According to Heidi, the blonde Charon who ferries CBS around the house, she had to answer a questionnaire and do a Skype interview before making the cut as a roommate — a common vetting strategy in today’s cutthroat housing market.
The house boasts three bathrooms per floor, which Heidi notes aren’t always spotless, plus a well-stocked communal kitchen (the fridge probably holds $1,800 worth of eggs).
Heidi told KPIX that some rooms house four people sharing two bunkbeds, with the beds backed up against each other because the rooms are so small.
When KPIX asked chief housing inspector Rosemary Bosque whether such living arrangements are legal, Bosque replied that bedrooms have to be 170 square feet to accommodate four adults. She added that the city can’t inspect the building unless complaints are filed.
Scott Sanchez of the Planning Department told KPIX that a complaint has been filed and an investigation is underway.
KPIX asked Sanchez if establishing residency in such hostels aggravated San Francisco’s dwindling housing suppy, to which Sanchez responded, “So you are pointing out an issue that may need to be addressed further, but at this point the codes don’t address that.”

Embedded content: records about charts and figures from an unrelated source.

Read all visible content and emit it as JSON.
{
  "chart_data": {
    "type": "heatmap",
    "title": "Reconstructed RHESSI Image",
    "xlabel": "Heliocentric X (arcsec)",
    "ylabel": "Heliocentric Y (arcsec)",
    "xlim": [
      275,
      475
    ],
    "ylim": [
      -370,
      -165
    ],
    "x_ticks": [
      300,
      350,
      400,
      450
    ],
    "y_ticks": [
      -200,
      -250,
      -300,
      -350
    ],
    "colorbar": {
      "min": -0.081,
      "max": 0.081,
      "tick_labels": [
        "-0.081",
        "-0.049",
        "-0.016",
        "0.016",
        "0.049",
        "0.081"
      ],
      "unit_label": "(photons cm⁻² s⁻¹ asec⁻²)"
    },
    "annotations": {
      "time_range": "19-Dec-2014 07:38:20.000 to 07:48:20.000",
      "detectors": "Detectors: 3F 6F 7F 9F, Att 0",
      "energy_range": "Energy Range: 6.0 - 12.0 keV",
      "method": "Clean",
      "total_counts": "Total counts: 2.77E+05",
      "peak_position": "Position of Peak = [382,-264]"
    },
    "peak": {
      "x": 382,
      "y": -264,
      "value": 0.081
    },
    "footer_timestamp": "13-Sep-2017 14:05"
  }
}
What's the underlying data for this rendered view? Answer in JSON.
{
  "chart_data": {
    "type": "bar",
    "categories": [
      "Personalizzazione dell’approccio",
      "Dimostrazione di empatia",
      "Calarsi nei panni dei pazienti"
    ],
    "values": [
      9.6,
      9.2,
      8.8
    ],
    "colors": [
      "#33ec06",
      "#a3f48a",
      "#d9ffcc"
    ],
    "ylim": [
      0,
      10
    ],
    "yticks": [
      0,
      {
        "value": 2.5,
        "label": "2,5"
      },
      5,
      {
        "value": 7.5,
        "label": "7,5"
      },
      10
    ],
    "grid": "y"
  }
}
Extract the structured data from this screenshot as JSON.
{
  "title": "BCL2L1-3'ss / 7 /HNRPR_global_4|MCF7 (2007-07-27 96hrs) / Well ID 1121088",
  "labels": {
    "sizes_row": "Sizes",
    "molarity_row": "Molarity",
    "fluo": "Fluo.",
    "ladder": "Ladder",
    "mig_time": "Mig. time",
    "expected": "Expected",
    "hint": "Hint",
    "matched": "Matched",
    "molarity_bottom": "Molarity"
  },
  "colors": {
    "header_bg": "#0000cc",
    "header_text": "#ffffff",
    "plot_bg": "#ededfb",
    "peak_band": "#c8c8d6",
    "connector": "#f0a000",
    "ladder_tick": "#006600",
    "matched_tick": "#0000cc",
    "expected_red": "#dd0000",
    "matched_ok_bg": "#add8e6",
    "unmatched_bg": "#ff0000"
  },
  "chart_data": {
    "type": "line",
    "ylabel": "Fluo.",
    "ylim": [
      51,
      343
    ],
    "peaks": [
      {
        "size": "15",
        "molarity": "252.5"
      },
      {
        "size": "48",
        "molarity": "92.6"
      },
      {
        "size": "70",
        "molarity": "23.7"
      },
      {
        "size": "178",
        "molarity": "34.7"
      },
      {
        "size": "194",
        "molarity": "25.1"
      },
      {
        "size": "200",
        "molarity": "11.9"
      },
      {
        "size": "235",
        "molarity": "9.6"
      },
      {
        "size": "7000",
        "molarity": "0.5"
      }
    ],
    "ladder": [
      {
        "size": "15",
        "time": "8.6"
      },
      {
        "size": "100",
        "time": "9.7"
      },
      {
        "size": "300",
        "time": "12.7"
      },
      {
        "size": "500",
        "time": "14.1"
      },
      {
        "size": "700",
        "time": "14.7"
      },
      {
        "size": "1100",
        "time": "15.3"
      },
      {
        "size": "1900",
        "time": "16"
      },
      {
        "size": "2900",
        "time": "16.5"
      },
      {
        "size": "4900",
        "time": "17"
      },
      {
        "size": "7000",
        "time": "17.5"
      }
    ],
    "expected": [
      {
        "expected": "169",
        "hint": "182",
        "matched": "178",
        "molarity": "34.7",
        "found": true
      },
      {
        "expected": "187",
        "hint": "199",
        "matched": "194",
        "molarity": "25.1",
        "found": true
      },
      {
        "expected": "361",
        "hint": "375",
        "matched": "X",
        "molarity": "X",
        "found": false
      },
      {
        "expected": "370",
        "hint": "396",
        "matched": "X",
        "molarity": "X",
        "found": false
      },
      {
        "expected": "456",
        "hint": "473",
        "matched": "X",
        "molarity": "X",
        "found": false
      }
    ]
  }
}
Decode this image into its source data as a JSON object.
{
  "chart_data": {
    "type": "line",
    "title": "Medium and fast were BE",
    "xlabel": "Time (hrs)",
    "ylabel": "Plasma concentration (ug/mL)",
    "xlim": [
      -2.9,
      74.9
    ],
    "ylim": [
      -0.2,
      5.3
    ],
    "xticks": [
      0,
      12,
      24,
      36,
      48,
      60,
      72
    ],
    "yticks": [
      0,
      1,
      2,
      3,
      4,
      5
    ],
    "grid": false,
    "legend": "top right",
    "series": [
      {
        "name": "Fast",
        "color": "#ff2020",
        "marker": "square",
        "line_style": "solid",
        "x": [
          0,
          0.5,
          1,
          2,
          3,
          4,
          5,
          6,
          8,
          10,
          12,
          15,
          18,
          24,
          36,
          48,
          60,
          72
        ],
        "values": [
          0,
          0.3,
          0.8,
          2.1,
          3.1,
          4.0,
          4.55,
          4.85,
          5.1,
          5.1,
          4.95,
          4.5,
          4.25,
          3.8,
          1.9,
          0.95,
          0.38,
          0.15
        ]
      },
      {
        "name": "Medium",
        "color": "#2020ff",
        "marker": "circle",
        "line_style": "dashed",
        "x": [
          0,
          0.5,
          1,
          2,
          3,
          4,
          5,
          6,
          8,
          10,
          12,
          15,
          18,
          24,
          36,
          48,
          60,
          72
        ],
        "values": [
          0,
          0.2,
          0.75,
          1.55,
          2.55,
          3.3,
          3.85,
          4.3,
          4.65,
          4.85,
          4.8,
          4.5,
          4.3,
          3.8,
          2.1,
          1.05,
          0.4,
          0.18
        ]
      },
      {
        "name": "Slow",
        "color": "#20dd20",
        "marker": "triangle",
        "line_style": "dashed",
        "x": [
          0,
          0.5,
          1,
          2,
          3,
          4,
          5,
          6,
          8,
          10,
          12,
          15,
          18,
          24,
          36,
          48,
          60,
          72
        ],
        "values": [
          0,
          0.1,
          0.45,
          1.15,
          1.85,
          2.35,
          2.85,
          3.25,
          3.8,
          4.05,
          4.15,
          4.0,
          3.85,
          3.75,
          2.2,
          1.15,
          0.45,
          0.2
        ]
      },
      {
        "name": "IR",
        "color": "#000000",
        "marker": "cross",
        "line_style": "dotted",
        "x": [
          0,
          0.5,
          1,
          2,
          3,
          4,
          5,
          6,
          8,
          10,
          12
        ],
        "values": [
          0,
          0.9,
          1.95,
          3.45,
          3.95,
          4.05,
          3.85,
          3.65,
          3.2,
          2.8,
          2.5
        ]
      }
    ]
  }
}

Vinyasa Homes Project’s website doesn’t list the Mission District location but does include Le Chateau McAlamo, a housing collective across the street from Alamo Square Park. The group’s mission statement reads:
By being mindful, and practicing our Community PACTS + Gratitude, we agree that we can more authentically live. By more authentically living, we can more truly express ourselves – in order to build, connect and sustain communities in which members co-create spaces, relationships, and ideas that resonate with gratitude – for the benefit of living in community.
And it's so self-evident as to go without saying — paying $1,800 for a bunkbed in a room only slightly bigger than a Volkswagen helps you be your best self.